Doing Your Homework: What to Research Before an Interview

So you’ve practiced how you will answer all of the behavioral questions that come your way, but it’s also equally imperative to convey that you understand both the company itself and the role you are applying for. In order to properly prepare for an interview, it is important to conduct background research to guide your discussion.

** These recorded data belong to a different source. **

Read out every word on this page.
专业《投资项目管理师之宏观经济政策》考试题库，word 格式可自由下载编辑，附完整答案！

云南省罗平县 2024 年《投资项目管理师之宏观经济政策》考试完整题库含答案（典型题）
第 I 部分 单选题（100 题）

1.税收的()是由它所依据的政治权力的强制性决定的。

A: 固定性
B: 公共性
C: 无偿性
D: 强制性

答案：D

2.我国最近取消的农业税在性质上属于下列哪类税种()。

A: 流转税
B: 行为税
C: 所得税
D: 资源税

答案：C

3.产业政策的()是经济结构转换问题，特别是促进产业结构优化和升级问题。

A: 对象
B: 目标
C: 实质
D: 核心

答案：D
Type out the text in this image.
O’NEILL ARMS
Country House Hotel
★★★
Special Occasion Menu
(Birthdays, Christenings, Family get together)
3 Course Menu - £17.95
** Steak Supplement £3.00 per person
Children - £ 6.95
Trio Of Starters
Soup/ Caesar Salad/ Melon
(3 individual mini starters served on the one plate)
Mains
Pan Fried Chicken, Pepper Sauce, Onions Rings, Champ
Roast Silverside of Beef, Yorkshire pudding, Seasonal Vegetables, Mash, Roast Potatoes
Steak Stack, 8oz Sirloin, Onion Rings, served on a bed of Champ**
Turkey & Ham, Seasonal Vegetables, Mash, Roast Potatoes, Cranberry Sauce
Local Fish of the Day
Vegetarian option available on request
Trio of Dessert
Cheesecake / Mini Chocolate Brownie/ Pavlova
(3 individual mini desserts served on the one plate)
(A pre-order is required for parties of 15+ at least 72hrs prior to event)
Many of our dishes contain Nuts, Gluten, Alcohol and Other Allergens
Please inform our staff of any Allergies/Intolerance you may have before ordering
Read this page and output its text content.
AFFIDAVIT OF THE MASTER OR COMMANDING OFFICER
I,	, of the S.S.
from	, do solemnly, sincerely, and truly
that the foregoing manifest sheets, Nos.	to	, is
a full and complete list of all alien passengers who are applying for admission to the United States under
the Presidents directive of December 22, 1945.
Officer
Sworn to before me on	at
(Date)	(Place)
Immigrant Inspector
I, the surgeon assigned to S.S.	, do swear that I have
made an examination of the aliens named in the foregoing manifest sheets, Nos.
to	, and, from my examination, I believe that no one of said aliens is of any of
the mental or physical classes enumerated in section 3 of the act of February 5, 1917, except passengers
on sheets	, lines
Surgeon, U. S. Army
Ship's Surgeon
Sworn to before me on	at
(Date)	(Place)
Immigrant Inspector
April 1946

Here are a few topics to help kick-start your search:

  1. Current events. Current events are important in general, but you especially want to look on the company website for any recent announcements regarding current or future endeavors. Your interviewer will want to know that you are keeping up with the company.
  2. The interviewer. Search LinkedIn to learn more about your interviewer. This may help you feel more comfortable walking before the interview, and can help guide any small talk.
  3. Industry trends. You will want to make note of any current trends or events happening in your market of focus. Sometimes interviewers will ask you what you think of current events. Even if this is not brought up in the form of a question, your interviewer will be impressed if you are able to relate general industry knowledge to the role you are interviewing for.
  4. Organizational structure. Some companies make their organizational chart available for public viewing. If this is the case, be sure to gain an understanding of how your role fits into the company as a whole and who you will be reporting to.
  5. Mandatory skills. Read carefully through the job description for any skills that are required of job applicants. Additionally, be sure to research skills required in similar positions to make sure that you are aware of what is expected and that you are able to articulate your capabilities. If you are missing any of the required skills, you may also use this as a learning opportunity.
  6. Salary. Look to sites such as Glassdoor to gauge the current salary offered to someone at your level/position. While it is rare that the salary question is initiated in the first interview, you should be prepared should your interviewer probe you on it. Never bring this up yourself, however!